Husan Hutait, an advisor to Lebanon’s Health Minister, put the total death toll of Lebanese at 79.
Meanwhile, in Egypt about 5,000 protestors gathered to protest Israel’s military bombardment of Lebanon. In Jordan about 2,000 gathered. Saudi Arabia issued a statement condemning the actions of Hezbollah. Al-Ahram noted the reactions of many who believe that Israel and the United States are complicit in this behavior. They cited the example of the American occupation of Iraq as evidence that the United States is the moral equivalent of Israel.
Dan Gillerman, the Israeli ambassador to the UN, echoed the language of President Bush, calling Hezbollah part of an “Axis of Terror” along with Hamas, Syria, and Iran.
Meanwhile, Israel continues to bombard Gaza. The Palestinian Economy Ministry was struck. The offices of the Prime Minister and Interior Minister have also been destroyed.
In other news, now that sanctions against Libya have been lifted major US corporations are eager to do business there. The two biggest potential investors? Bechtel and Exxon, of course.
In this article Gary Hufbauer, a senior fellow at the International Institute of Economics, was very frank with Aljazeera: “I do think Libya will continue in its autocratic ways while no longer being antagonistic towards the West. Al-Qadhafi could become no more autocratic than the King of Morocco, whom we like a lot.”

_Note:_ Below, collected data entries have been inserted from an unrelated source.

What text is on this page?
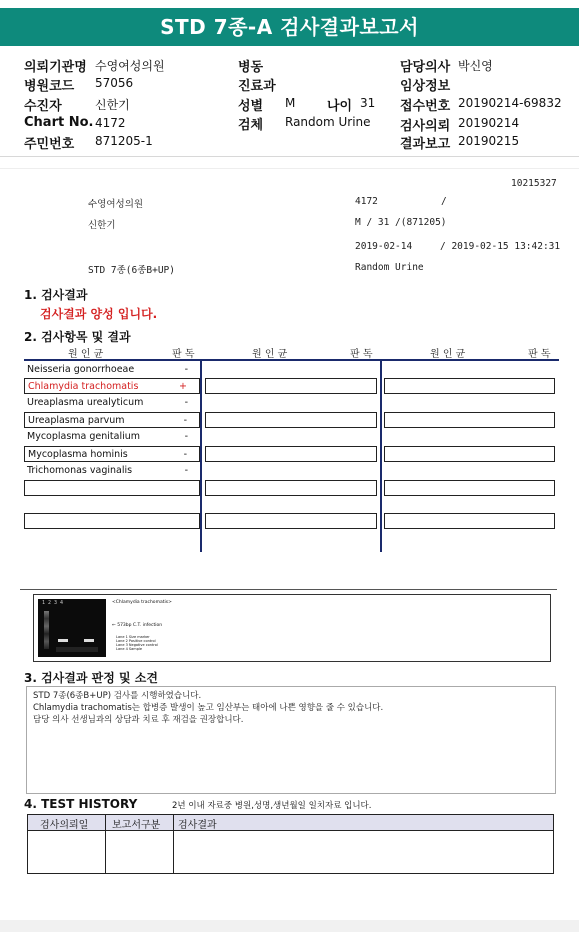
STD 7종-A 검사결과보고서
의뢰기관명 수영여성의원	병동	담당의사 박신영
병원코드 57056	진료과	임상정보
수진자	신한기	성별 M 나이 31 접수번호 20190214-69832
Chart No. 4172	검체 Random Urine 검사의뢰 20190214
주민번호 871205-1	결과보고 20190215
10215327
수영여성의원	4172	/
신한기	M / 31 /(871205)
2019-02-14	/ 2019-02-15 13:42:31
STD 7종(6종B+UP)	Random Urine
1. 검사결과
검사결과 양성 입니다.
2. 검사항목 및 결과
원 인 균	판 독	원 인 균	판 독	원 인 균	판 독
Neisseria gonorrhoeae	-
Chlamydia trachomatis	+
Ureaplasma urealyticum	-
Ureaplasma parvum	-
Mycoplasma genitalium	-
Mycoplasma hominis	-
Trichomonas vaginalis	-
1 2 3 4	<Chlamydia trachomatis>
← 573bp C.T. infection
Lane 1 Size marker
Lane 2 Positive control
Lane 3 Negative control
Lane 4 Sample
3. 검사결과 판정 및 소견
STD 7종(6종B+UP) 검사를 시행하였습니다.
Chlamydia trachomatis는 합병증 발생이 높고 임산부는 태아에 나쁜 영향을 줄 수 있습니다.
담당 의사 선생님과의 상담과 치료 후 재검을 권장합니다.
4. TEST HISTORY	2년 이내 자료중 병원,성명,생년월일 일치자료 입니다.
검사의뢰일 보고서구분 검사결과
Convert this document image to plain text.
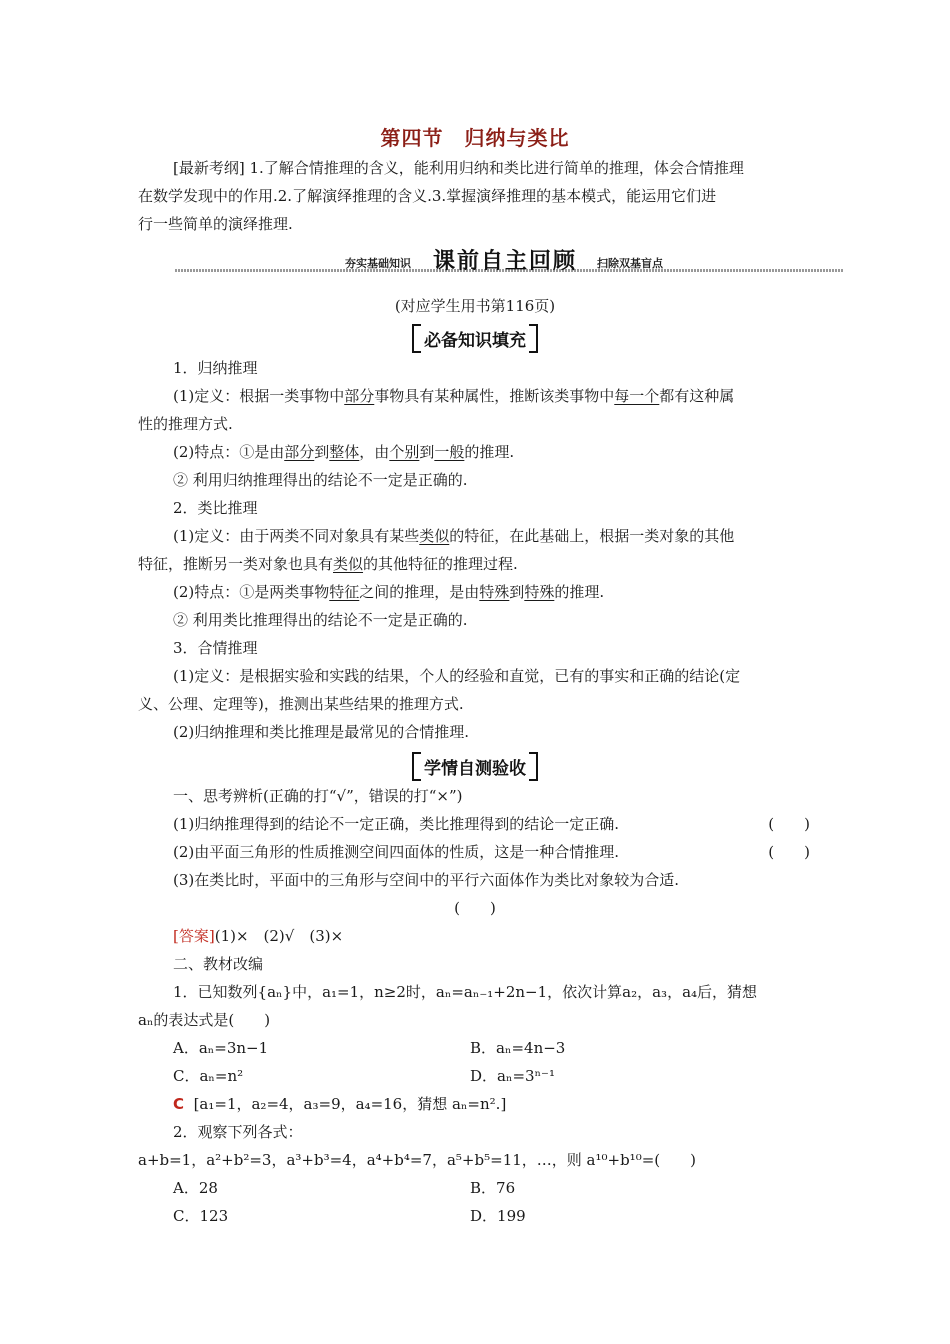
第四节　归纳与类比
[最新考纲] 1.了解合情推理的含义，能利用归纳和类比进行简单的推理，体会合情推理
在数学发现中的作用.2.了解演绎推理的含义.3.掌握演绎推理的基本模式，能运用它们进
行一些简单的演绎推理.
夯实基础知识 课前自主回顾 扫除双基盲点
(对应学生用书第116页)
必备知识填充
1．归纳推理
(1)定义：根据一类事物中部分事物具有某种属性，推断该类事物中每一个都有这种属
性的推理方式.
(2)特点：①是由部分到整体，由个别到一般的推理.
② 利用归纳推理得出的结论不一定是正确的.
2．类比推理
(1)定义：由于两类不同对象具有某些类似的特征，在此基础上，根据一类对象的其他
特征，推断另一类对象也具有类似的其他特征的推理过程.
(2)特点：①是两类事物特征之间的推理，是由特殊到特殊的推理.
② 利用类比推理得出的结论不一定是正确的.
3．合情推理
(1)定义：是根据实验和实践的结果，个人的经验和直觉，已有的事实和正确的结论(定
义、公理、定理等)，推测出某些结果的推理方式.
(2)归纳推理和类比推理是最常见的合情推理.
学情自测验收
一、思考辨析(正确的打“√”，错误的打“×”)
(1)归纳推理得到的结论不一定正确，类比推理得到的结论一定正确.	(　　)
(2)由平面三角形的性质推测空间四面体的性质，这是一种合情推理.	(　　)
(3)在类比时，平面中的三角形与空间中的平行六面体作为类比对象较为合适.
(　　)
[答案](1)×　(2)√　(3)×
二、教材改编
1．已知数列{aₙ}中，a₁=1，n≥2时，aₙ=aₙ₋₁+2n−1，依次计算a₂，a₃，a₄后，猜想
aₙ的表达式是(　　)
A．aₙ=3n−1	B．aₙ=4n−3
C．aₙ=n²	D．aₙ=3ⁿ⁻¹
C [a₁=1，a₂=4，a₃=9，a₄=16，猜想 aₙ=n².]
2．观察下列各式：
a+b=1，a²+b²=3，a³+b³=4，a⁴+b⁴=7，a⁵+b⁵=11，…，则 a¹⁰+b¹⁰=(　　)
A．28	B．76
C．123	D．199
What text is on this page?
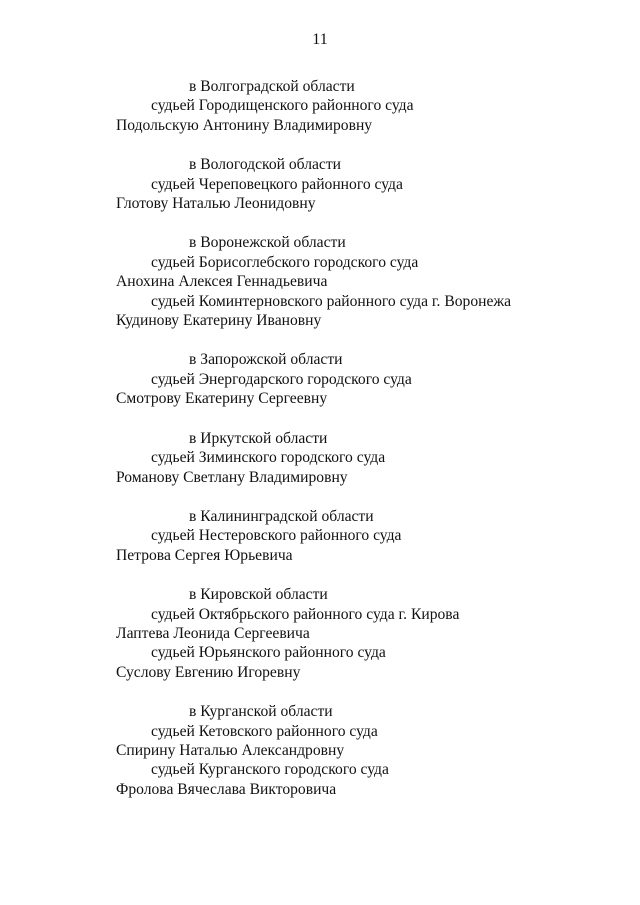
11
в Волгоградской области
судьей Городищенского районного суда
Подольскую Антонину Владимировну
в Вологодской области
судьей Череповецкого районного суда
Глотову Наталью Леонидовну
в Воронежской области
судьей Борисоглебского городского суда
Анохина Алексея Геннадьевича
судьей Коминтерновского районного суда г. Воронежа
Кудинову Екатерину Ивановну
в Запорожской области
судьей Энергодарского городского суда
Смотрову Екатерину Сергеевну
в Иркутской области
судьей Зиминского городского суда
Романову Светлану Владимировну
в Калининградской области
судьей Нестеровского районного суда
Петрова Сергея Юрьевича
в Кировской области
судьей Октябрьского районного суда г. Кирова
Лаптева Леонида Сергеевича
судьей Юрьянского районного суда
Суслову Евгению Игоревну
в Курганской области
судьей Кетовского районного суда
Спирину Наталью Александровну
судьей Курганского городского суда
Фролова Вячеслава Викторовича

In the words of Ace Ventura, re-heh-eally? Please google for yourself the questionable record of the King of Morocco, the autocrat who created the ERC, a human rights commission that was supposed to investigate the human rights abuses of his father’s (Hassan II) reign. However, the commission wasn’t allowed to mention his father by name, nor was it allowed to investigate human rights violations since 1999, of which there are many.
There is an interesting article at Al-Ahram regarding Israeli press censorship.
Correction
Thursday I mentioned “hundreds” of Palestinians had died, based on reports mostly from Al-Ahram. The number of Palestinian deaths in Gaza and the West Bank just over the past few weeks approximates the number of Lebanese dead so far, or 70 or so, according to other reports from Aljazeera and Al-Ahram. My apologies. Under Thursday’s “Further Military Action” entry substitute “dozens” for “hundreds.”